Au nombre de 6 200 dans l’hexagone en 2021 ([1]), ces entreprises emploient 3,5 millions de salariés – soit 25 % de l’emploi total – et sont présentes partout sur le territoire national, avec près de 120 000 implantations, dont 75 % situées en dehors des grands centres urbains. Il s’agit pour notre pays d’un véritable actif stratégique, tourné vers le long terme et fer de lance de la réindustrialisation. En effet, 38 % des salariés de l’industrie travaillent dans une ETI et ces entreprises participent à l’équilibre de notre balance commerciale puisqu’elles réalisent 32 % du chiffre d’affaires à l’export des entreprises françaises, contre 55 % pour les grandes entreprises et 13 % pour les petites et moyennes entreprises (PME).
Si le rôle essentiel des ETI pour l’économie française est mesuré aujourd’hui, c’est grâce à la création d’une catégorie statistique propre, qui a constitué un véritable tournant en permettant d’intégrer les ETI dans la conception de la politique économique française. Des politiques publiques dédiées ont également vu le jour, comme le lancement de la stratégie « Nation ETI » par le Président de la République en 2020 pour renforcer l’accompagnement des ETI par les pouvoirs publics, ou encore le programme « ETIncelles » en 2023 pour soutenir les PME les plus dynamiques dans leur passage au statut d’ETI.
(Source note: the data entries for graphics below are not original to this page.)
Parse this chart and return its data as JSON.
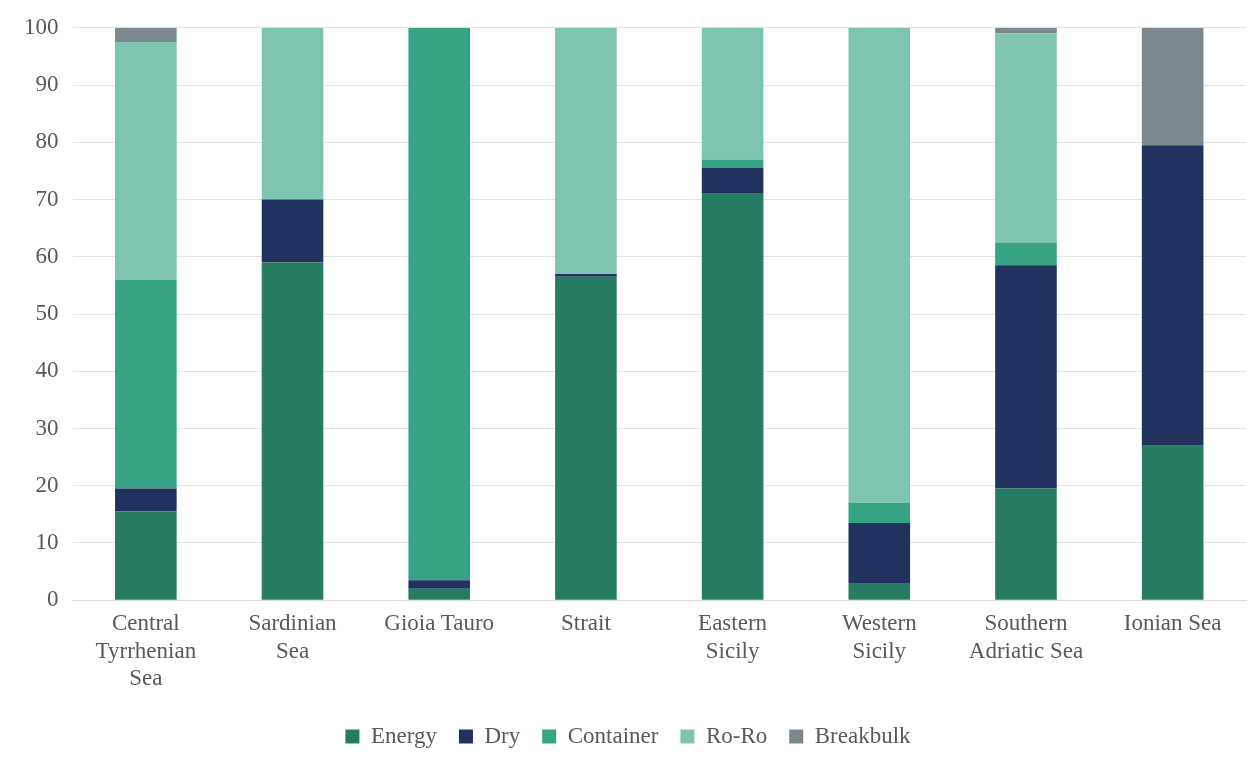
{
  "chart_data": {
    "type": "bar",
    "stacked": true,
    "categories": [
      "Central Tyrrhenian Sea",
      "Sardinian Sea",
      "Gioia Tauro",
      "Strait",
      "Eastern Sicily",
      "Western Sicily",
      "Southern Adriatic Sea",
      "Ionian Sea"
    ],
    "series": [
      {
        "name": "Energy",
        "color": "#267c62",
        "values": [
          15.5,
          59,
          2,
          56.5,
          71,
          3,
          19.5,
          27
        ]
      },
      {
        "name": "Dry",
        "color": "#22325e",
        "values": [
          4,
          11,
          1.5,
          0.5,
          4.5,
          10.5,
          39,
          52.5
        ]
      },
      {
        "name": "Container",
        "color": "#36a384",
        "values": [
          36.5,
          0,
          96.5,
          0,
          1.5,
          3.5,
          4,
          0
        ]
      },
      {
        "name": "Ro-Ro",
        "color": "#7fc4b0",
        "values": [
          41.5,
          30,
          0,
          43,
          23,
          83,
          36.5,
          0
        ]
      },
      {
        "name": "Breakbulk",
        "color": "#7d878e",
        "values": [
          2.5,
          0,
          0,
          0,
          0,
          0,
          1,
          20.5
        ]
      }
    ],
    "ylim": [
      0,
      100
    ],
    "yticks": [
      0,
      10,
      20,
      30,
      40,
      50,
      60,
      70,
      80,
      90,
      100
    ],
    "grid": "y",
    "legend": "bottom"
  }
}
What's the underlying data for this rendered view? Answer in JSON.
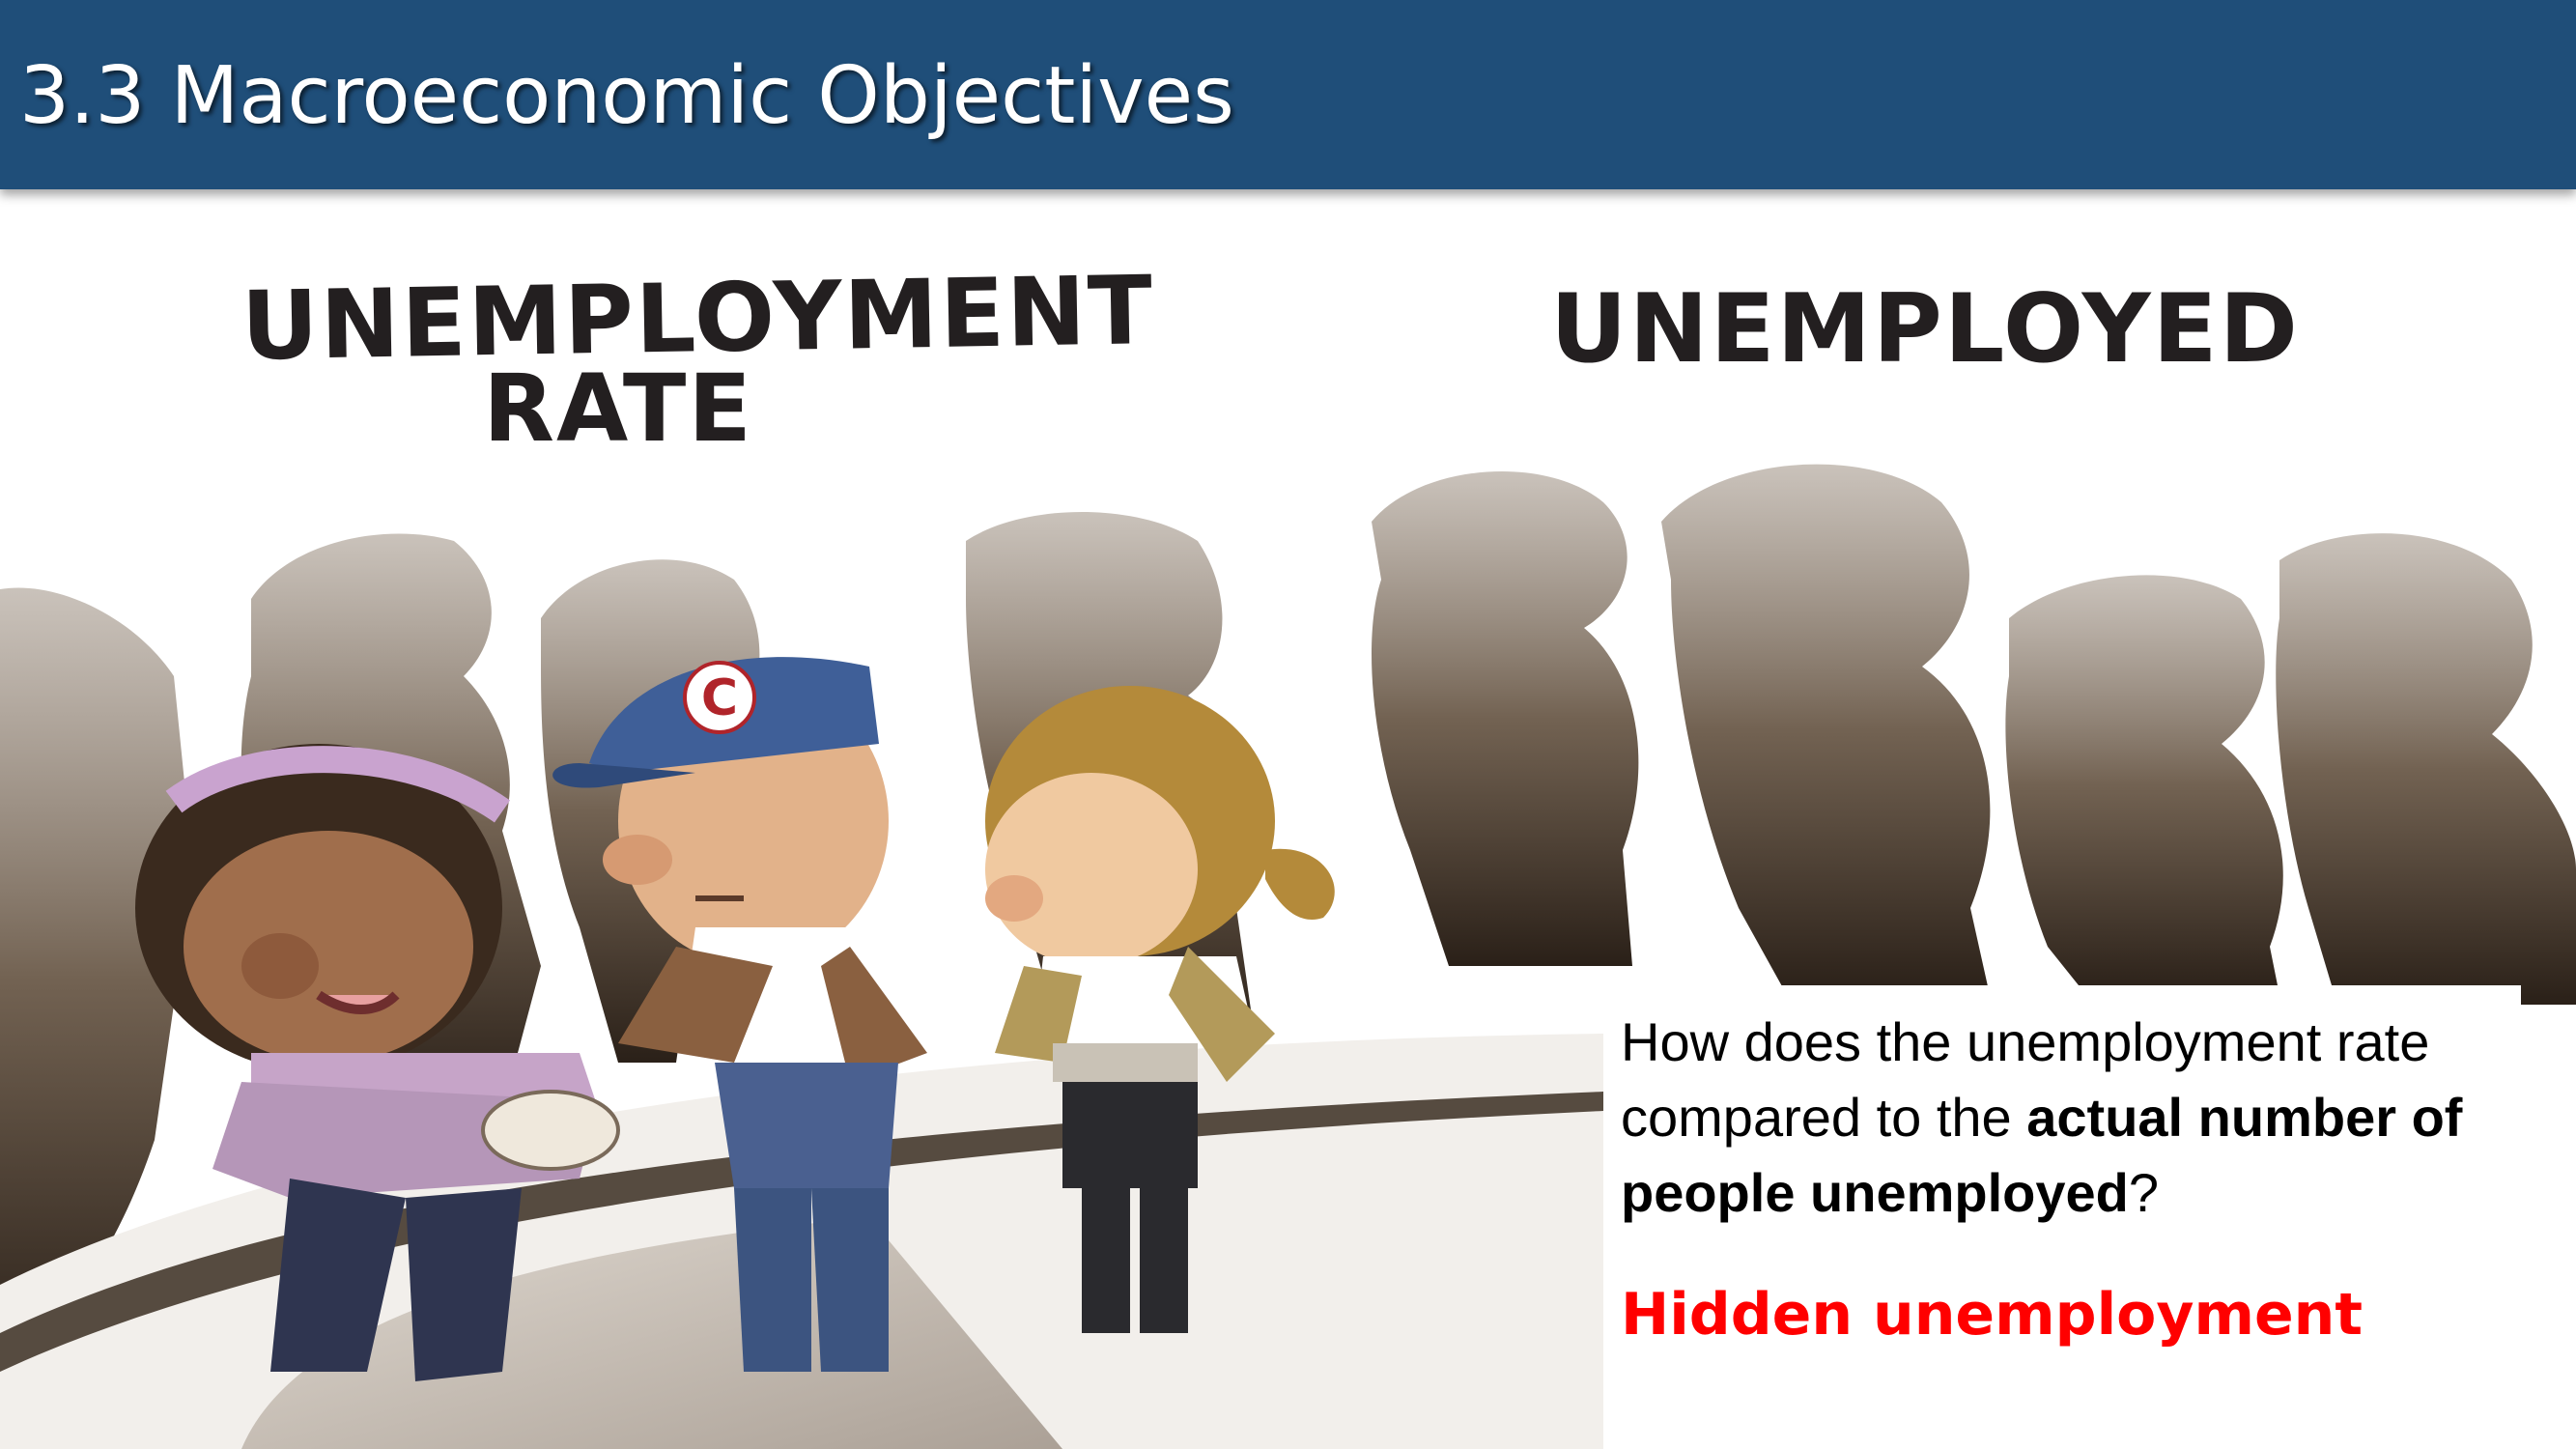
{
  "slide": {
    "title": "3.3 Macroeconomic Objectives"
  },
  "cartoon": {
    "label_left_line1": "UNEMPLOYMENT",
    "label_left_line2": "RATE",
    "label_right": "UNEMPLOYED",
    "cap_letter": "C"
  },
  "question": {
    "part1": "How does the unemployment rate compared to the ",
    "bold": "actual number of people unemployed",
    "part2": "?"
  },
  "answer": "Hidden unemployment",
  "colors": {
    "title_bar": "#1f4e79",
    "answer": "#ff0000",
    "shadow": "#4a3b2c"
  }
}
Cette politique volontariste en faveur du développement des ETI commence ainsi à porter ses fruits (1 500 ETI supplémentaires ont été créées entre 2011 et 2021) et contribue au renforcement du tissu productif et industriel français.
L’importance des ETI pour l’économie européenne
Comme il n’existe pas de catégorie statistique dédiée aux entreprises de taille intermédiaire au niveau européen, leur poids économique ne peut être appréhendé qu’à travers des approches variées. La Banque européenne d’investissement se fonde exclusivement sur le nombre de salariés pour définir les entreprises à moyenne capitalisation (mid‑caps) comme celles qui emploient entre 250 et 2 999 personnes – soit bien en deçà des critères retenus pour la catégorie française d’ETI.
Comprises ainsi, les mid‑caps représentent près de 17 % de l’emploi et 21 % du chiffre d’affaires de la totalité des entreprises de l’Union européenne ([2]). Elles génèrent plus de la moitié de la valeur ajoutée du secteur manufacturier, et soutiennent la balance commerciale européenne – 85 % des mid‑caps du secteur manufacturier exportent. Leur rôle important dans l’investissement et l’innovation, leur niveau de productivité plus élevé que les PME et les grandes entreprises, ou encore l’effet d’entraînement qu’elles exercent sur leurs chaînes de valeur, en font des entreprises structurantes pour la compétitivité européenne. Véritables « champions cachés », elles sont essentielles pour réaliser la triple transition environnementale, numérique et sociale de notre économie.
La nécessité d’une définition harmonisée et d’une catégorie statistique dédiée aux entreprises de taille intermédiaire
Face aux défis géopolitiques, économiques et écologiques, il est impératif de créer un environnement propice à la prospérité des ETI. Cette priorité doit plus que jamais être réaffirmée pour bâtir un véritable écosystème européen d’entreprises de taille intermédiaire, sur le modèle du Mittelstand allemand, et ainsi assurer la résilience des chaînes de valeur européenne.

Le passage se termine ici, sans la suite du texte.